As I wrote at the time, Looker’s CEO Frank Bien wasn’t all that interested in bragging about valuations though. He wanted to talk about what he considered more important numbers. “He reported that the company has 1,600 customers now and just crossed the $100 million revenue run rate, a significant milestone for any enterprise SaaS company. What’s more, Bien reports revenue is still growing 70 percent year over year, so there’s plenty of room to keep this going.”
He says that his company was really trying to disrupt the business intelligence and analytics market. “What we wanted to do was disrupt this pretty staid ecosystem of data visualization tools and and data prep tools that companies were being forced to build solutions. We thought it was time to rationalize a new a new platform for data, a single place where we could really reconstitute a single view of information and make it available in the enterprise for business purposes,” he said in media briefing this morning.

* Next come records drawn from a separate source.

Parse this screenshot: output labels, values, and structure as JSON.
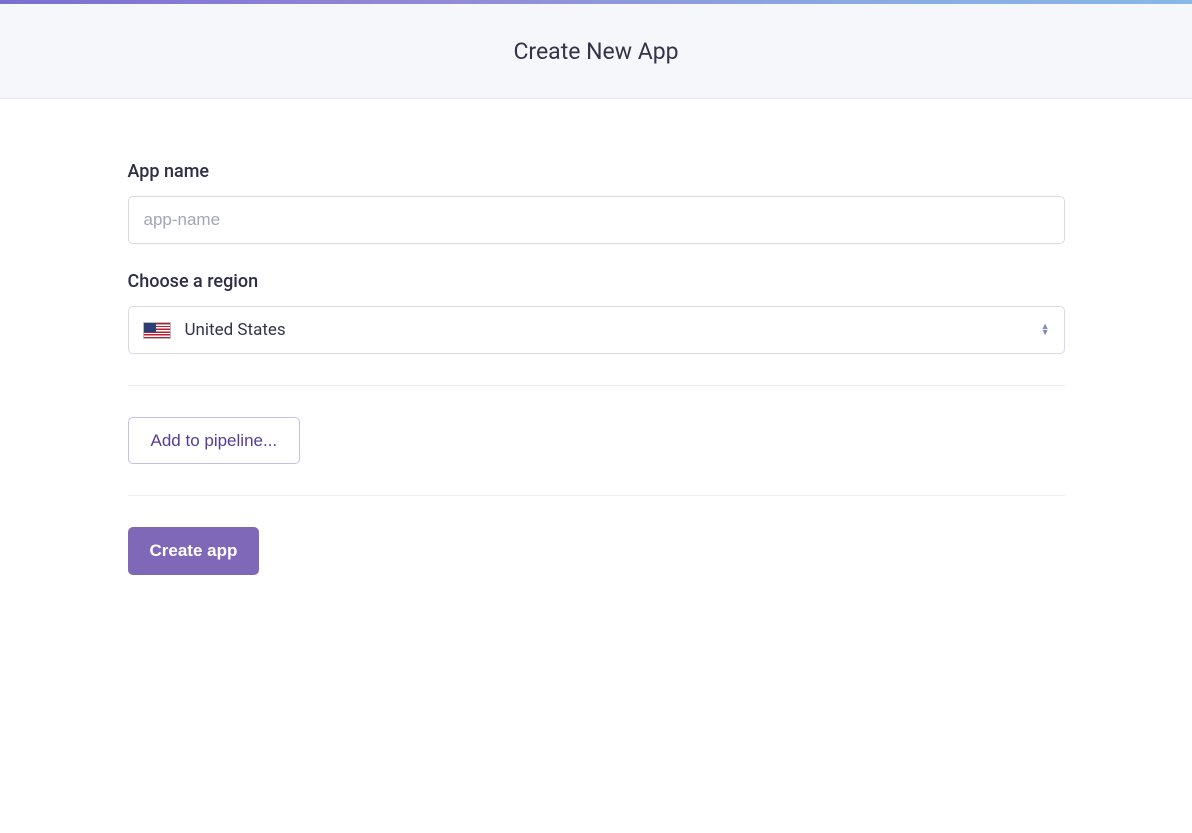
{
  "header": {
    "title": "Create New App"
  },
  "form": {
    "appName": {
      "label": "App name",
      "placeholder": "app-name",
      "value": ""
    },
    "region": {
      "label": "Choose a region",
      "selected": "United States",
      "flag": "us"
    },
    "pipelineButton": "Add to pipeline...",
    "submitButton": "Create app"
  }
}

Bien saw today’s deal as a chance to gain the scale of the Google cloud platform, and as successful as the company has been, it’s never going to have the reach of Google Cloud. “What we’re really, leveraging here, and I think the synergy with Google Cloud, is that this data infrastructure revolution and what really emerged out of the Big Data trend was very fast, scalable — and now in the cloud — easy to deploy data infrastructure,” he said.
Kurian also emphasized that the company will intend to support multiple databases and multiple deployment strategies, whether multi-cloud, hybrid or on premises.
Perhaps, it’s not a coincidence that Google went after Looker as the two companies had a strong existing partnership and 350 common customers, according to Google.
Per usual this deal is going to be subject to regulatory approval, but the deal is expected to close later this year if all goes well.